Well, as far as we MV'ers are concerned, performance IS a problem with
the relational approach. The attitude (as far as I can tell) with
relational is to hide the actual DB implementation from the programmers.
So it is a design "flaw" that it is extremely easy for a programmer to
do something stupid. And you need a DBA to try and protect the database
from the programmers!

As soon as a requirement for a database specifies extraction of the
maximum power from the box, it OUGHT to rule out all the current
relational databases. MV flattens it for it for performance. As an MV
programmer, I *KNOW* that I can find any thing I'm looking for (or find
out it doesn't exist) with just ONE disk seek. A relational programmer
has to ask the db "does this exist" and hope the db is optimised to be
able to return the result quickly. To quote the Pick FAQ "SQL optimises
the easy task of finding stuff in memory. Pick optimises the hard task
of getting it into memory in the first place".

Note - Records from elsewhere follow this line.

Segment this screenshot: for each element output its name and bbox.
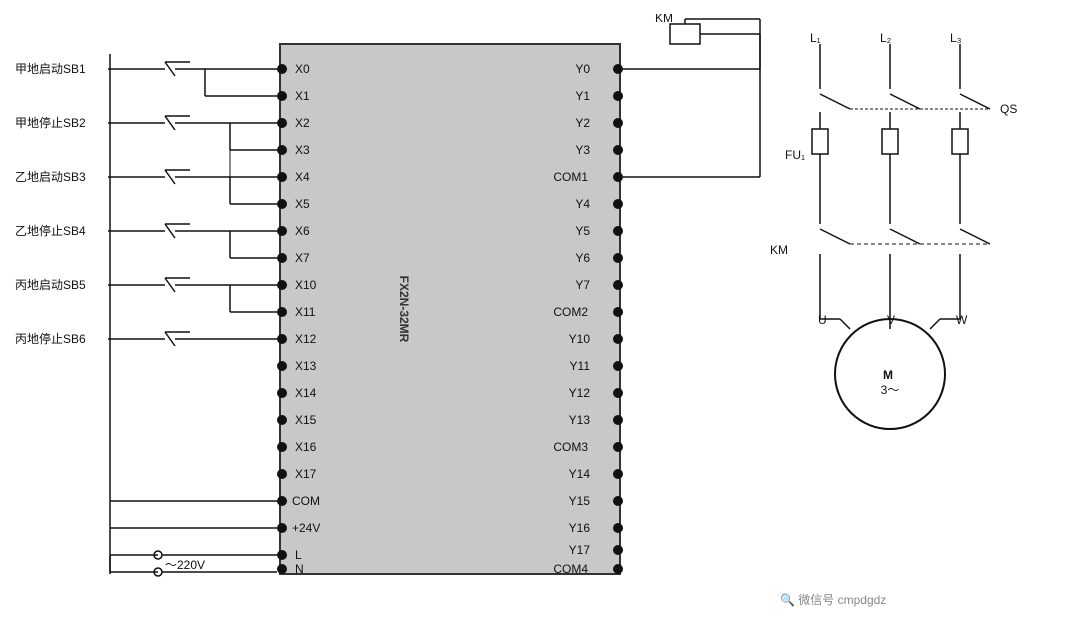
svg-text:COM3: COM3	[553, 440, 588, 454]
svg-text:QS: QS	[1000, 102, 1017, 116]
svg-text:Y4: Y4	[575, 197, 590, 211]
svg-text:🔍 微信号 cmpdgdz: 🔍 微信号 cmpdgdz	[780, 592, 886, 607]
svg-text:乙地启动SB3: 乙地启动SB3	[15, 170, 86, 184]
svg-text:L₁: L₁	[810, 31, 821, 45]
svg-text:X0: X0	[295, 62, 310, 76]
svg-text:Y1: Y1	[575, 89, 590, 103]
svg-text:Y12: Y12	[569, 386, 591, 400]
svg-text:KM: KM	[655, 14, 673, 25]
svg-text:X12: X12	[295, 332, 317, 346]
svg-text:乙地停止SB4: 乙地停止SB4	[15, 223, 86, 238]
svg-text:W: W	[956, 313, 968, 327]
svg-text:KM: KM	[770, 243, 788, 257]
svg-text:Y2: Y2	[575, 116, 590, 130]
svg-text:COM4: COM4	[553, 562, 588, 576]
svg-text:甲地停止SB2: 甲地停止SB2	[15, 115, 86, 130]
svg-text:COM2: COM2	[553, 305, 588, 319]
svg-text:L: L	[295, 548, 302, 562]
svg-text:+24V: +24V	[292, 521, 320, 535]
svg-text:X3: X3	[295, 143, 310, 157]
svg-text:Y3: Y3	[575, 143, 590, 157]
svg-text:Y15: Y15	[569, 494, 591, 508]
svg-text:X1: X1	[295, 89, 310, 103]
svg-text:Y6: Y6	[575, 251, 590, 265]
svg-text:Y5: Y5	[575, 224, 590, 238]
svg-text:Y7: Y7	[575, 278, 590, 292]
svg-text:FX2N-32MR: FX2N-32MR	[397, 275, 411, 342]
svg-text:COM: COM	[292, 494, 320, 508]
svg-text:X4: X4	[295, 170, 310, 184]
svg-text:Y10: Y10	[569, 332, 591, 346]
svg-text:X15: X15	[295, 413, 317, 427]
svg-text:Y16: Y16	[569, 521, 591, 535]
svg-text:～220V: ～220V	[165, 558, 205, 572]
svg-text:Y13: Y13	[569, 413, 591, 427]
svg-text:N: N	[295, 562, 304, 576]
svg-text:M: M	[883, 368, 893, 382]
svg-text:Y17: Y17	[569, 543, 591, 557]
svg-text:L₃: L₃	[950, 31, 962, 45]
svg-text:FU₁: FU₁	[785, 148, 805, 162]
svg-text:V: V	[887, 313, 895, 327]
diagram-container: FX2N-32MR X0 X1 X2 X3 X4 X5 X6 X7 X10 X1…	[10, 14, 1070, 624]
svg-text:L₂: L₂	[880, 31, 892, 45]
svg-text:COM1: COM1	[553, 170, 588, 184]
svg-text:甲地启动SB1: 甲地启动SB1	[15, 62, 86, 76]
svg-text:X10: X10	[295, 278, 317, 292]
svg-text:Y11: Y11	[570, 359, 591, 373]
svg-text:X13: X13	[295, 359, 317, 373]
svg-text:Y0: Y0	[575, 62, 590, 76]
svg-text:X2: X2	[295, 116, 310, 130]
svg-text:X7: X7	[295, 251, 310, 265]
svg-text:X16: X16	[295, 440, 317, 454]
svg-text:X5: X5	[295, 197, 310, 211]
svg-text:丙地启动SB5: 丙地启动SB5	[15, 278, 86, 292]
svg-text:Y14: Y14	[569, 467, 591, 481]
svg-text:X17: X17	[295, 467, 317, 481]
svg-text:3～: 3～	[881, 383, 900, 397]
svg-text:X14: X14	[295, 386, 317, 400]
svg-text:X11: X11	[295, 305, 316, 319]
svg-text:X6: X6	[295, 224, 310, 238]
svg-text:丙地停止SB6: 丙地停止SB6	[15, 331, 86, 346]
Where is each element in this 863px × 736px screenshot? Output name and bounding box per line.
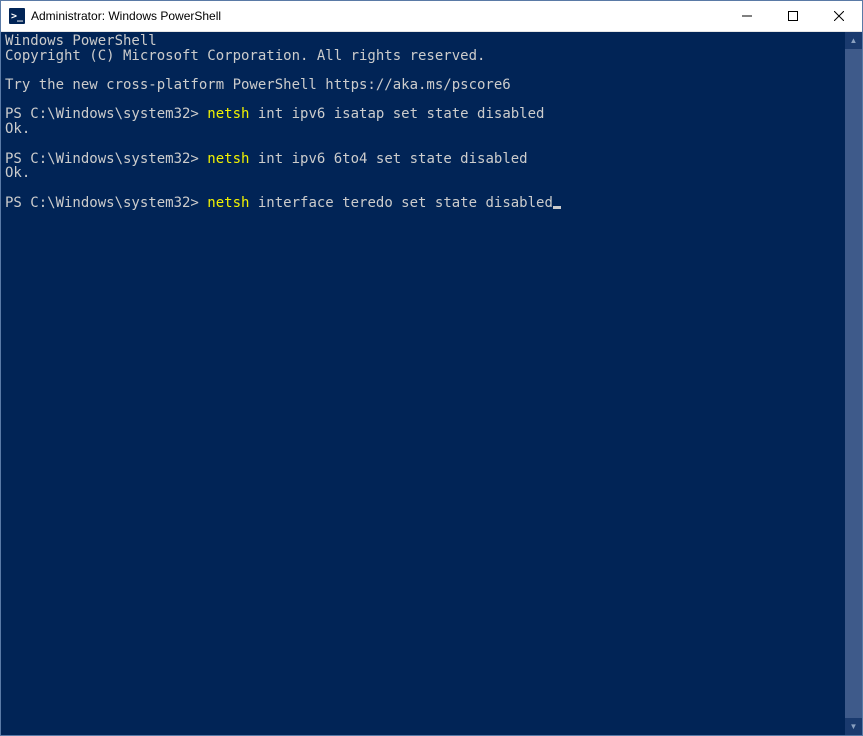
ps-header-1: Windows PowerShell xyxy=(5,33,157,49)
cmd3-netsh: netsh xyxy=(207,195,249,211)
cursor xyxy=(553,206,561,209)
cmd1-rest: int ipv6 isatap set state disabled xyxy=(249,106,544,122)
prompt-3: PS C:\Windows\system32> xyxy=(5,195,207,211)
ps-header-2: Copyright (C) Microsoft Corporation. All… xyxy=(5,48,485,64)
cmd1-netsh: netsh xyxy=(207,106,249,122)
window-controls xyxy=(724,1,862,31)
titlebar[interactable]: >_ Administrator: Windows PowerShell xyxy=(1,1,862,32)
cmd3-rest: interface teredo set state disabled xyxy=(249,195,552,211)
scroll-down-arrow-icon[interactable]: ▼ xyxy=(845,718,862,735)
terminal-area: Windows PowerShell Copyright (C) Microso… xyxy=(1,32,862,735)
ps-try-msg: Try the new cross-platform PowerShell ht… xyxy=(5,77,511,93)
prompt-1: PS C:\Windows\system32> xyxy=(5,106,207,122)
prompt-2: PS C:\Windows\system32> xyxy=(5,151,207,167)
powershell-icon: >_ xyxy=(9,8,25,24)
minimize-button[interactable] xyxy=(724,1,770,31)
scrollbar-thumb[interactable] xyxy=(845,49,862,718)
ok-1: Ok. xyxy=(5,121,30,137)
window-title: Administrator: Windows PowerShell xyxy=(31,9,724,23)
cmd2-rest: int ipv6 6to4 set state disabled xyxy=(249,151,527,167)
ok-2: Ok. xyxy=(5,165,30,181)
cmd2-netsh: netsh xyxy=(207,151,249,167)
close-button[interactable] xyxy=(816,1,862,31)
vertical-scrollbar[interactable]: ▲ ▼ xyxy=(845,32,862,735)
terminal[interactable]: Windows PowerShell Copyright (C) Microso… xyxy=(1,32,845,735)
ps-glyph: >_ xyxy=(11,11,23,22)
maximize-button[interactable] xyxy=(770,1,816,31)
scroll-up-arrow-icon[interactable]: ▲ xyxy=(845,32,862,49)
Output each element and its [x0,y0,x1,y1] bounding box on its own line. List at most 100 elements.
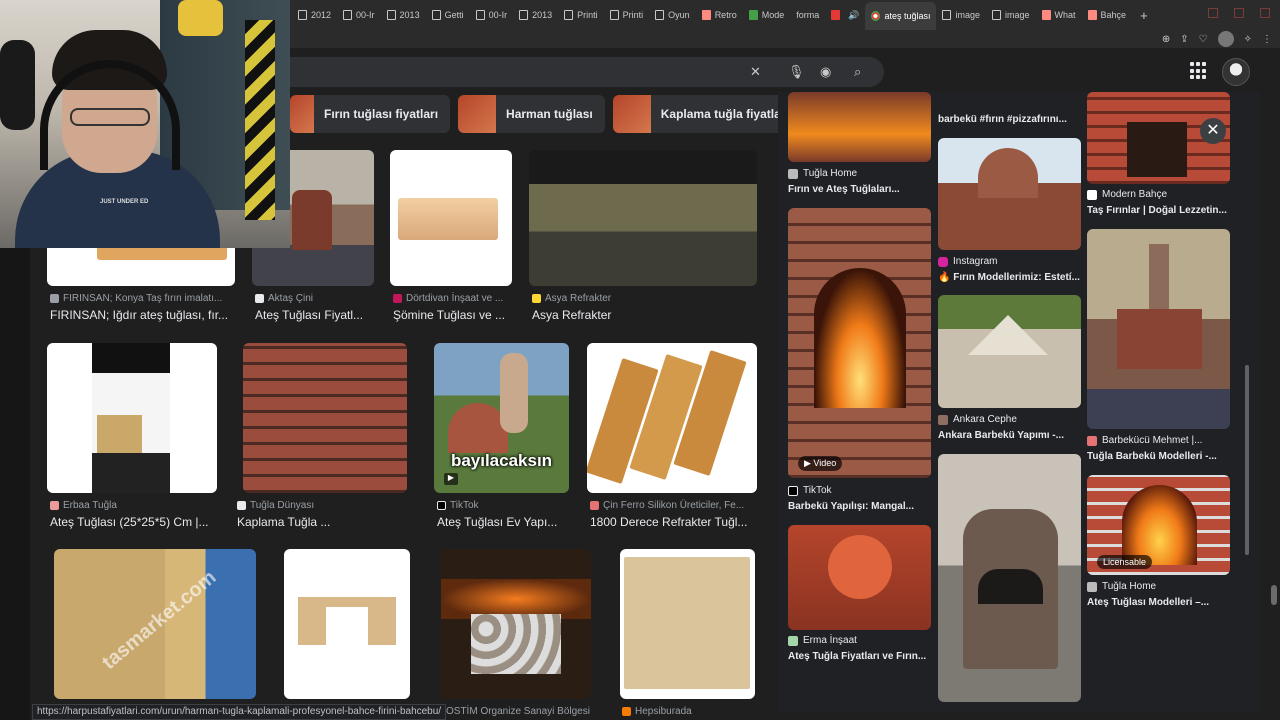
panel-source[interactable]: Instagram [938,256,997,267]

"Relational" is all about theory and proving things mathematically
correct. "MV" is all about engineering and getting the result. And if
that means pinching all the best ideas we can find from relational, then
we're engineers - of course we'll do it :-)

"Think different". Think Engineering, not Maths. And for $DEITY's sake
stop going on about science. Unless you can use set theory to predict
the future, relational has nothing to do with science ...

Cheers,
Wol
--
Anthony W. Youngman - wol at thewolery dot demon dot co dot uk
Witches are curious by definition and inquisitive by nature. She moved in. "Let
me through. I'm a nosey person.", she said, employing both elbows.